Distance vs Accuracy
This is where we are at, finding out to what extent the beacons can accuratly locate a person within a time period. This step needs to be done properly before we can go any further.
Trilateration or Triangulation
For this project, it appears to be more viable to use trilateration instead of trilangulation for giving each participant a x,y co-ordinate within space. Wikipedia has a clean-quick explanation of the term:
In geometry, trilateration is the process of determining absolute or relative locations of points by measurement of distances, using the geometry of circles, spheres or triangles. See diagram.
This mode appears more viable for proximity based tracking which is what we will be using for this project because it uses ratios instead of hard maths. In a perfect world, it would be more suitable to use triangulation. Wikipedia has a clean-quick explanation of the term:
Triangulation is the tracing and measurement of a series or network of triangles in order to determine the distances and relative positions of points spread over an area, especially by measuring the length of one side of each triangle and deducing its angles and the length of the other two sides by observation from this baseline.
I think though, just to be sure, we should make two grasshopper script which can give us both based on a series of positions. This will be more tricky than it appears, but at least once we have the data base up and running then we can go straight to gathering information from all our different angles, mine face-to-face interactions, Annisa’s visualizations of motion and Alex’s (not sure yet, that is the question).
The Shortest path, will help with any unknowns.
The isovist model will give us a indication as to where we should place the Rpi and how many we will need for a given floor space. We need to take confounding factors such as machine, human occupancy and broadcasting intervals all into consideration when developing this mode. Before we can completely do the isovist model, we need to run more experiments to work out the range of accuracy for the receivership of the RPI and then apply that to a radius. That would determine how many Rpi’s we need to cover a workspace and then we can order how many we need, based on the coverage.
The ordering of all the parts: Raspberry Pi, estimote Sticker, WiFi Dongle, BLE Dongle, can only happen once we have a clear idea of the isovist model.
My angle: Face-to-face interactions within workplaces.
I will need: A list of the User’s location, their last known direction of view(using the shortest path algorithm we developed and asking the reverse of the last known vector of the user), the time in which the user was recorded at that point and what was the last known baseStation that recorded the user within the space.
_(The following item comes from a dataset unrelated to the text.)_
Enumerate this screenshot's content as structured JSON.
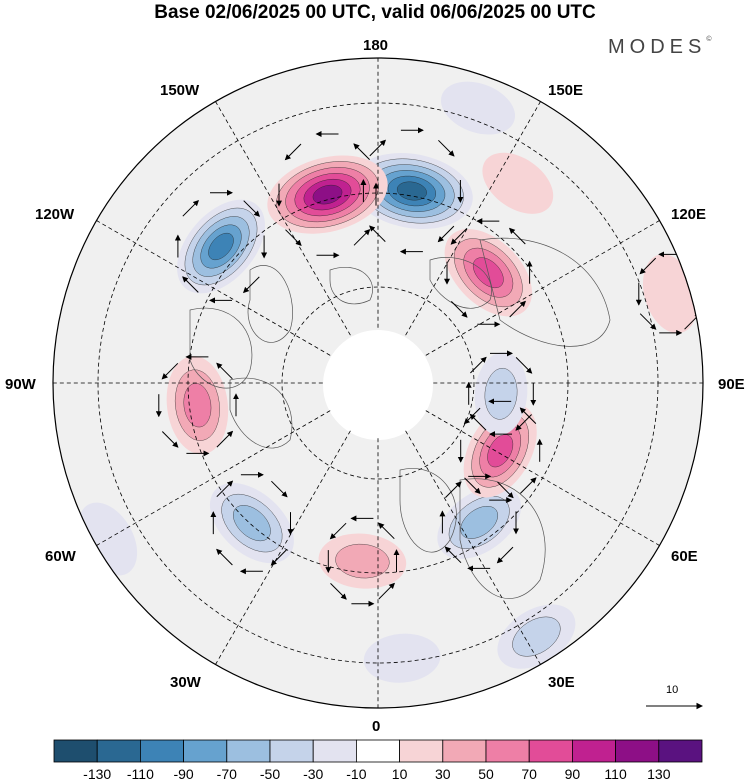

The Thesis writing will be quite straight forward, but I have a tendency to write a lot of crap no one cares about or is just crappy in nature. So the sooner we get the experimentation done, the sooner I can start writing, which means the sooner I finish and the sooner I can start editing the whole document. My problem is not writing too little, I write too much, and keeping the document within 8000 words will be a challenge.
For the presentation of the project, I had a lot of good responses from the mid semester project, however there were a lot of recurring questions about my project that I think a few extra slides can cover. Then I just have to add my findings and a demonstration animation(or what ever I decide to use).
The technology architecture diagram needs a little cleaning up. The triangulation and trilateration grasshopper script A breakdown of the data base in MongoDB and how it works Write up of the experiment using two Rpi and one person moving between 22m.